Dans le cas du patrimoine culturel pillé et des biens volés, les musées et les autorités occidentales semblent largement d’accord sur le fait que le butin devrait, en principe, être restitué. Cependant, les détails techniques du rapatriement laissent beaucoup de place au maintien du statu quo.

Les musées disent que les trésors doivent être rendus s’il peut être prouvé qu’ils ont été pillés. Bien entendu, selon eux, la question est différente si les artefacts ont été acquis par le biais d’achats et d’autres moyens légitimes. Mais ce sont les mêmes musées qui sont chargés d’évaluer la provenance des artefacts. Ils ont tout intérêt à les conserver, encourageant une approche nonchalante et des critères obscurs.

En 2025, un nouveau musée ouvrira ses portes pour mettre en valeur les trésors du Royaume du Bénin. Conçu par l’architecte ghanéen-britannique David Adjaye, le musée d’art ouest-africain d’Edo siégera à Benin City, l’ancienne capitale du royaume d’Edo. Mais sans le retour de plus de bronzes détenus à l’ouest, nous risquons de peiner à remplir le musée.

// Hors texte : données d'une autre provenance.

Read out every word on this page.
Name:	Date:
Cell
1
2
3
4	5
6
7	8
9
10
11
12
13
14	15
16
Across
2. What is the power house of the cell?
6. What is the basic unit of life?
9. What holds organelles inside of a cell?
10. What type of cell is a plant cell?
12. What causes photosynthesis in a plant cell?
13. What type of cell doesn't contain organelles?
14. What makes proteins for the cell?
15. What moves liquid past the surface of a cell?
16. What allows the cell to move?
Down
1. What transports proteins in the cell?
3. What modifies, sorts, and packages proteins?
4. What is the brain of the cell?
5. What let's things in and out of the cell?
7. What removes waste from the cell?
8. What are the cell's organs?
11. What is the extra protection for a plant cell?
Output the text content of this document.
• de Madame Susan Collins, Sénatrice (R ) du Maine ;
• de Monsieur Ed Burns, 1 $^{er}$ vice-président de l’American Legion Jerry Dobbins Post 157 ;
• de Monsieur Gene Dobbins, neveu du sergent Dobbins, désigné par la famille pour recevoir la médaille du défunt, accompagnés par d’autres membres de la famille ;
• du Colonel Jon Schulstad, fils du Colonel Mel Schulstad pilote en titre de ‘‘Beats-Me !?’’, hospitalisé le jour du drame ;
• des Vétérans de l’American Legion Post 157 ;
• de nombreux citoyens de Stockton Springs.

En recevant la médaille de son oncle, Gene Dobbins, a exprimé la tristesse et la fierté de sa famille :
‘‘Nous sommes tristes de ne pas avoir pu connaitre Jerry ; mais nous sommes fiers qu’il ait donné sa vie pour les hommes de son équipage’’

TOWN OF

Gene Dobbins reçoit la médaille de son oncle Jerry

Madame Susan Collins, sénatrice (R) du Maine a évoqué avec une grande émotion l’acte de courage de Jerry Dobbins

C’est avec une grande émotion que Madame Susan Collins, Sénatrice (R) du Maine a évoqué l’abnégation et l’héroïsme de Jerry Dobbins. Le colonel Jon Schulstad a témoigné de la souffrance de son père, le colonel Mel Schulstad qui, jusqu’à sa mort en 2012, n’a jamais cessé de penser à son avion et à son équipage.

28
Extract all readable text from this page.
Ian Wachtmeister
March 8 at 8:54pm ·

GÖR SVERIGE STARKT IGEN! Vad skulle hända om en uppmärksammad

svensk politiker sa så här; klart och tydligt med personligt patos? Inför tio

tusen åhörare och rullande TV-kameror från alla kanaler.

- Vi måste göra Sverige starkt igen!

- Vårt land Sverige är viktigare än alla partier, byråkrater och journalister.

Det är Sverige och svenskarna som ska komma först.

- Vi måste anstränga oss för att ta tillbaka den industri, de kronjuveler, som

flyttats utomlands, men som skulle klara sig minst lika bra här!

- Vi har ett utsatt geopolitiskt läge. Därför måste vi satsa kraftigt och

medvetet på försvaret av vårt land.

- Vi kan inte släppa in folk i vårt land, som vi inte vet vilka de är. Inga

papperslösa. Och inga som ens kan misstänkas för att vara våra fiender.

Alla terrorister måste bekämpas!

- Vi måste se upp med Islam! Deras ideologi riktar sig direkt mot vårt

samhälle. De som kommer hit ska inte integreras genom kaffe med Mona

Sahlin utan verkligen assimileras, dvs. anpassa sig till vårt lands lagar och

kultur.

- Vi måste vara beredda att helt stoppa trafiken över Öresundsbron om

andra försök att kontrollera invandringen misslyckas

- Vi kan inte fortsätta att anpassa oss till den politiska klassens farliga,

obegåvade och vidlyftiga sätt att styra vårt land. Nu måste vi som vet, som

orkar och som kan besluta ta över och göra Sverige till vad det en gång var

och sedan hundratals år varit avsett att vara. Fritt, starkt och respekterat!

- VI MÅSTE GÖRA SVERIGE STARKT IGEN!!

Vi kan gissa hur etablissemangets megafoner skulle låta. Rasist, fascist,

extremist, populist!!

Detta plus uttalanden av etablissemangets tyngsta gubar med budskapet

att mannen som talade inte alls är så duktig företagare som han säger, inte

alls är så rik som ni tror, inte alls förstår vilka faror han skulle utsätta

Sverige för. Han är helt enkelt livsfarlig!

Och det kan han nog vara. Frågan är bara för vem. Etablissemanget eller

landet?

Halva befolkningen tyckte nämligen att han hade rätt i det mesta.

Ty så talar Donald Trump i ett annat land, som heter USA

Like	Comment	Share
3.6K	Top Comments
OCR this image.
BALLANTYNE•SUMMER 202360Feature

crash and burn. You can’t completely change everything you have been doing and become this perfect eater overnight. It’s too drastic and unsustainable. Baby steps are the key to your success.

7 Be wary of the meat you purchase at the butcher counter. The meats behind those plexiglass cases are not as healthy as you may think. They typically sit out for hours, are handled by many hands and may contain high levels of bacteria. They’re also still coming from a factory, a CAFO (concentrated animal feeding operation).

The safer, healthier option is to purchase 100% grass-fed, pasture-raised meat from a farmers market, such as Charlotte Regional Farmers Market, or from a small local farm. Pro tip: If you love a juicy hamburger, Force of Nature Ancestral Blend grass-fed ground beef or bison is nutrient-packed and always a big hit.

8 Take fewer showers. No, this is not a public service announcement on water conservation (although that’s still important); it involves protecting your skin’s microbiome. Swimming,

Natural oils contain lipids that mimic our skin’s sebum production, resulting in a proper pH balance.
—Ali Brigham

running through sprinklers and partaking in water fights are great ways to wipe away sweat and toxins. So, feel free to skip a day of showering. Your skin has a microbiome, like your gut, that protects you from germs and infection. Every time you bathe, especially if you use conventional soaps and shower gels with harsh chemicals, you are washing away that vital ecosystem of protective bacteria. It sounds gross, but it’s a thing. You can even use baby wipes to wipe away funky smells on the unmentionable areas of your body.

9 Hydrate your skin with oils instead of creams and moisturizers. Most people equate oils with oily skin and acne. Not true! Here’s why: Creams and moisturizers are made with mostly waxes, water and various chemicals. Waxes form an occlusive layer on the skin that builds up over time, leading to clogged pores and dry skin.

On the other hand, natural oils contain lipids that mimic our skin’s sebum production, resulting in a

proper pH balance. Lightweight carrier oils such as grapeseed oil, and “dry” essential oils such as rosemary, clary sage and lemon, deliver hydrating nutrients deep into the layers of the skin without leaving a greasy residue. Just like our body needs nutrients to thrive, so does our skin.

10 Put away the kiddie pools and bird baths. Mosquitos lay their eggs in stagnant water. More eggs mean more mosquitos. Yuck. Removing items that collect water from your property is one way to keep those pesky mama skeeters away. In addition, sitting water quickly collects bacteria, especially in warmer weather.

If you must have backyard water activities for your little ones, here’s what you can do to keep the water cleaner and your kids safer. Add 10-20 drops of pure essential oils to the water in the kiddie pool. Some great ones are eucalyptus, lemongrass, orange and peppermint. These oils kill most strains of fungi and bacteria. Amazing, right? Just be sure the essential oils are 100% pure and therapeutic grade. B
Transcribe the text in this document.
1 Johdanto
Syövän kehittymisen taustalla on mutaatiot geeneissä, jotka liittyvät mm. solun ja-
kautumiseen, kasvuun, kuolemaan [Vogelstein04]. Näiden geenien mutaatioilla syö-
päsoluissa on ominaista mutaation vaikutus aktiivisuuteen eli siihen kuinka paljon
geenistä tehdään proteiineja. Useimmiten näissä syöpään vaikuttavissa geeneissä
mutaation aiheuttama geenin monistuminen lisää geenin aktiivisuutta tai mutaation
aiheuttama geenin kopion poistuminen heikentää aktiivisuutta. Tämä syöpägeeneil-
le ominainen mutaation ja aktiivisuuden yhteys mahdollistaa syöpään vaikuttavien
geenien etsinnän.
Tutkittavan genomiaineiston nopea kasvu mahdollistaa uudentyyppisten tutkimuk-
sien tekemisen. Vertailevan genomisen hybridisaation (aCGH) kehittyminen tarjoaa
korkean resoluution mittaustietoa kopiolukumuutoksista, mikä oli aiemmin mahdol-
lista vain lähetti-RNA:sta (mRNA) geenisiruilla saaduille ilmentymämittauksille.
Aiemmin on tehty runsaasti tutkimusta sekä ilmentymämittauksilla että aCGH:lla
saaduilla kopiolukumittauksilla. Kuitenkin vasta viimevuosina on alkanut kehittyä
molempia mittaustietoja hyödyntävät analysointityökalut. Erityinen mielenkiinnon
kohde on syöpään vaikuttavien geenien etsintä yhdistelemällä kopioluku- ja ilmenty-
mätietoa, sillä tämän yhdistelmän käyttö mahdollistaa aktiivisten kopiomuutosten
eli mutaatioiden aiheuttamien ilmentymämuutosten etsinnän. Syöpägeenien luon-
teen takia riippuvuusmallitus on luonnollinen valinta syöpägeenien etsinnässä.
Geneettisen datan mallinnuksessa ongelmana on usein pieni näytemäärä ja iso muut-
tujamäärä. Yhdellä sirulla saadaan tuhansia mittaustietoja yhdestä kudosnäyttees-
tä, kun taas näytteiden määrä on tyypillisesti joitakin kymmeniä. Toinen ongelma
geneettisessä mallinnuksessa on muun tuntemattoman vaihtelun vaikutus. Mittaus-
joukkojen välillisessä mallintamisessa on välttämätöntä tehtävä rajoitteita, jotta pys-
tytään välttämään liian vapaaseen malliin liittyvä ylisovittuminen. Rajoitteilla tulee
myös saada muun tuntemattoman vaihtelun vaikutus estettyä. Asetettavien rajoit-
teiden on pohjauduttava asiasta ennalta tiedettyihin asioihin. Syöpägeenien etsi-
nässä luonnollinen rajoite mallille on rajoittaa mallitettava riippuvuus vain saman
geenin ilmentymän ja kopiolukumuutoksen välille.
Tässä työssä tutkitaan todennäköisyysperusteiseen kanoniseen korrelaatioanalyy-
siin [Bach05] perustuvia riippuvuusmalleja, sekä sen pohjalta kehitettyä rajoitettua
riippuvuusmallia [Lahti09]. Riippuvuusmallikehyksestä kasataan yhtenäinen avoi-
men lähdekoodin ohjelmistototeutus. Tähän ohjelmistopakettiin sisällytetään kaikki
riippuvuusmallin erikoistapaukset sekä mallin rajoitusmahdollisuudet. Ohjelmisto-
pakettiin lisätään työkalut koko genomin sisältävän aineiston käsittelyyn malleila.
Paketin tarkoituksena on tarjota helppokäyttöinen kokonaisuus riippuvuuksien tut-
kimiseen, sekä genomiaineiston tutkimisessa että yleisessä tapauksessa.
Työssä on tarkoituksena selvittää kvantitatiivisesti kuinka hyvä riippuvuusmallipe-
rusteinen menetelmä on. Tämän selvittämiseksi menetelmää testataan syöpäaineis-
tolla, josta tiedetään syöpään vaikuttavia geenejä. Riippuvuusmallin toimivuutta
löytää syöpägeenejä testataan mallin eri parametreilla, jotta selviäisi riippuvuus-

Le Nigéria a également un déficit d’infrastructures à combler, comme l’ont souligné la Banque mondiale et d’autres institutions internationales de développement. Bien que mon administration ait entrepris le plus grand programme d’infrastructures depuis l’indépendance de notre pays, le blocage du rapatriement des avoirs volés détenus dans l’ouest rendra difficile le financement de nouveaux projets qui contribuent à réduire la pauvreté.

En 2017, la Suisse a reversé 321 millions de dollars au programme d’investissement social du Nigéria pour financer le filet de sécurité sociale national. Sous la surveillance de la Banque mondiale, l’argent a maintenant été versé sous forme de transferts monétaires conditionnels à 1,9 million de citoyens nigérians les plus vulnérables.

Trois ans plus tard, les États-Unis et la dépendance britannique de l’île anglo-normande de Jersey ont rendu 311 millions de dollars au Presidential Infrastructure Development Fund, géré par la Nigeria Sovereign Investment Authority. Les premiers projets financés par le fonds, autoroutes et ponts, devraient être achevés plus tard cette année.

Avec les actifs volés, les moyens précis par lesquels les institutions restituent ces fonds – qu’elles les remettent à l’État, à un gouvernement, à un fonds ad hoc ou à un autre organisme – suscitent des discussions sans fin plutôt qu’une action. Nous savons que la corruption persiste en Afrique, comme dans le monde entier. Mais nous ne pouvons pas nous permettre d’attendre que des « progrès » non spécifiés soient réalisés avant que cet argent ne soit débloqué.